H/E technique show absence of blood infiltrates in control mice (A) while many infiltrates are observed in at-EAE (B) and active EAE mice (C). No T cells (CD3 marker) immunostaining is observed in lumbar spinal cord of control mice (D). Many T cells are detected in the parenchyma of at-EAE mice and active EAE (E and F, respectively). No B-cells (CD-45R marker) immunostaining is observed in lumbar spinal cord of control mice (G). Many B cells are observed mainly in at-EAE mice (H) while few B-cells are detected in active EAE (I). Semiquantitative histological analysis of infiltration markers in lumbar spinal cord (J) and brain (K). A significant increase of CD-45R-positive cells is detected in at-EAE mice with respect to control mice both in lumbar spinal cord (**, p<0.01) and brain (**, p<0.01).

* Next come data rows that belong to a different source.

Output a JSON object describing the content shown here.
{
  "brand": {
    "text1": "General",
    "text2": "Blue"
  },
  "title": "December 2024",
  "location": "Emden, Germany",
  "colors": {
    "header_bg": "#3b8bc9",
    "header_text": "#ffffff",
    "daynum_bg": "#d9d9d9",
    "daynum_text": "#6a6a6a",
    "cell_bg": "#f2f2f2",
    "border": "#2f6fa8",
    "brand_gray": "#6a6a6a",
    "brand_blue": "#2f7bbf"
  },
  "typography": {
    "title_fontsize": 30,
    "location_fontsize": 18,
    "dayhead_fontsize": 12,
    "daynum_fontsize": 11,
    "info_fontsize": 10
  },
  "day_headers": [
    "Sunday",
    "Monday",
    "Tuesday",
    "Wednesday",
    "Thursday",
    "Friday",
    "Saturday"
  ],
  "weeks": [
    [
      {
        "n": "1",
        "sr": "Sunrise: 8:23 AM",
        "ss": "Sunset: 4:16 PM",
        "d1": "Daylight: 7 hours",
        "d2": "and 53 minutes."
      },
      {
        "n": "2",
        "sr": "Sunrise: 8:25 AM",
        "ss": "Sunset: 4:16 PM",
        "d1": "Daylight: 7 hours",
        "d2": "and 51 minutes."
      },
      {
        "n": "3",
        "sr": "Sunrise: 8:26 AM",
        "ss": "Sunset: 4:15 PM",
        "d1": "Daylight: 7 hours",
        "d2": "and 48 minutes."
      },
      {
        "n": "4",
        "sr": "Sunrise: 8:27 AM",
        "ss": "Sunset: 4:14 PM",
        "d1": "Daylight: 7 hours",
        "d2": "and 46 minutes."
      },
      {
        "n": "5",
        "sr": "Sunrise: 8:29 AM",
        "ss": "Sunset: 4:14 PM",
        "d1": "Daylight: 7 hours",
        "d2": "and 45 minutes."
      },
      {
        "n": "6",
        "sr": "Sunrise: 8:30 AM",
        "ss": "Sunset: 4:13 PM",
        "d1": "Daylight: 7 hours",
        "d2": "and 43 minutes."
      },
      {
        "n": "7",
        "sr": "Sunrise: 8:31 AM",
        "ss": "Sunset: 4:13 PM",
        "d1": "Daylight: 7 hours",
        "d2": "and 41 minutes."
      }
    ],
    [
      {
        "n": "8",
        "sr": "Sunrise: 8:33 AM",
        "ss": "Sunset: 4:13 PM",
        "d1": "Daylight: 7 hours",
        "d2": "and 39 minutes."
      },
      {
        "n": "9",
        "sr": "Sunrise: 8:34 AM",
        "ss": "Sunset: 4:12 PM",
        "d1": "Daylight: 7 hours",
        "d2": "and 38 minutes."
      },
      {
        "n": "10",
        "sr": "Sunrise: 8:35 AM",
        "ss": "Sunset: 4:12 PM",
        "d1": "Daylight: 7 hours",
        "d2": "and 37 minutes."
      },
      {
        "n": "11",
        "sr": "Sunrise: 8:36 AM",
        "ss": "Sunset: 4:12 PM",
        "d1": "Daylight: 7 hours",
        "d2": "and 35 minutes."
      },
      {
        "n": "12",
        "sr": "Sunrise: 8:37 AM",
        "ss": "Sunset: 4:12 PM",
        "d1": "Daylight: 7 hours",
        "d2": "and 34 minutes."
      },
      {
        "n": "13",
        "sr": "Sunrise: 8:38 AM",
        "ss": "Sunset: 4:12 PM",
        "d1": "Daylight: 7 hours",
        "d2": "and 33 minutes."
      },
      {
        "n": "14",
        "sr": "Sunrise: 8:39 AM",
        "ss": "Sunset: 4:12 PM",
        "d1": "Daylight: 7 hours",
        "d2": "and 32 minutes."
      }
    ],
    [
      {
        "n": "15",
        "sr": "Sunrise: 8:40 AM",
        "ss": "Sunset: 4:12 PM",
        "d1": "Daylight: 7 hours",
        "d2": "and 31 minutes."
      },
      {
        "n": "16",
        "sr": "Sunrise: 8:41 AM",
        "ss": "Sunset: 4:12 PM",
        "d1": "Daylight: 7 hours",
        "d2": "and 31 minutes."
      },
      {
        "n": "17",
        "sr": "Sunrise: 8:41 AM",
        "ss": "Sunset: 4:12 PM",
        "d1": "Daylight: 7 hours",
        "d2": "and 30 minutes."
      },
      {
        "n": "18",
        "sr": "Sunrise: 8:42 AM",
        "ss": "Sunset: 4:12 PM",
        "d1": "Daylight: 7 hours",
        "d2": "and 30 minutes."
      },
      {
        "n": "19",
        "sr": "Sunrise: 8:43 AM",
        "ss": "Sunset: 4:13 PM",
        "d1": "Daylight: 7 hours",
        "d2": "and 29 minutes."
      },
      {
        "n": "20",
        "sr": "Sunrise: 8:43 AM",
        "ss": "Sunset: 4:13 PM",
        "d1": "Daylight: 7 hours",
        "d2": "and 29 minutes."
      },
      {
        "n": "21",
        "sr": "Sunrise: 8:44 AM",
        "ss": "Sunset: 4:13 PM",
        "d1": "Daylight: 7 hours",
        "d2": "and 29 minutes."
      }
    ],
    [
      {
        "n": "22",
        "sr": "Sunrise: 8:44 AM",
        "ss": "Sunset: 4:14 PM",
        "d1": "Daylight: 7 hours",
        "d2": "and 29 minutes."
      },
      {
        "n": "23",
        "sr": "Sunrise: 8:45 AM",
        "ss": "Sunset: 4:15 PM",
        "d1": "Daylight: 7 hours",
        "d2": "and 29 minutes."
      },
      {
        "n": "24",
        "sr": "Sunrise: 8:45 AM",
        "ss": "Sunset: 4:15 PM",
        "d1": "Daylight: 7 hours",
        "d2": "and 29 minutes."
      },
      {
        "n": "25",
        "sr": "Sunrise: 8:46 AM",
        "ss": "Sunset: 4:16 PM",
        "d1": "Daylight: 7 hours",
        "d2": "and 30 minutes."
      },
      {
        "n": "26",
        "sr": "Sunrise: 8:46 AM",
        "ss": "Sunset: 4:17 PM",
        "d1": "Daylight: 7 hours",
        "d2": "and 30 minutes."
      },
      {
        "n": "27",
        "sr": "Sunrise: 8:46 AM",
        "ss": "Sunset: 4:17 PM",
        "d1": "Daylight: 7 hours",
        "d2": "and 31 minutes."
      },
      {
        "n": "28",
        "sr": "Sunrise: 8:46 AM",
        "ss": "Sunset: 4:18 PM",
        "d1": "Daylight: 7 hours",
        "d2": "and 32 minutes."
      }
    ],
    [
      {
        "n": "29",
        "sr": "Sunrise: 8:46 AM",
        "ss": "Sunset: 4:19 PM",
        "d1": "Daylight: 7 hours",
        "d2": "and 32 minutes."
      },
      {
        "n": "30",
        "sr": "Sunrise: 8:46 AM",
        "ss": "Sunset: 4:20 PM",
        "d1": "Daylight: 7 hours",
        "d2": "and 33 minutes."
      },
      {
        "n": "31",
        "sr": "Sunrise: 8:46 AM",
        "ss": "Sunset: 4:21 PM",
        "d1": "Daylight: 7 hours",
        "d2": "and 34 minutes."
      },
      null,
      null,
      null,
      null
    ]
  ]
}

The increase of CD-45R-positive cells was higher in at-EAE than in active EAE , both in lumbar spinal cord (#, p<0.05) and in brain (##, p<0.01). An increase in the number of CD3-positive cells has been observed in at-EAE in both CNS areas (**, p<0.01). Data are representative of three separate experiments. Each group represents the mean of 4 mice for control, 10 mice for at-EAE and 7 mice for active EAE, with SEM error bars. All statistical analyses were performed using Kruskal-Wallis nonparametric test followed by Dunn’s post analysis. Values of p < 0.05 were considered statistically significant. Magnification bar 150 µm.
Figure 5.
Double immunostaining for B cells in at-EAE and control spinal cord sections.
DAPI (A), CD-45R (B), IgG (C), merge (D) at-EAE fluorostaining sections, and control merge (E) fluorostaining sections. DAPI (F), CD3 (G), CD-45R (H), merge (I) at-EAE fluorostaining sections, and control merge (J) fluorostaining sections. DAPI (K), CD-138 (L), IgG (M), merge (N) at-EAE fluorostaining sections, and control merge (O) fluorostaining sections. DAPI (P), CD-138 (Q), CD-45R (R), merge (S) at-EAE fluorostaining sections, and control merge (T) fluorostaining sections. Magnification bar 150 µm.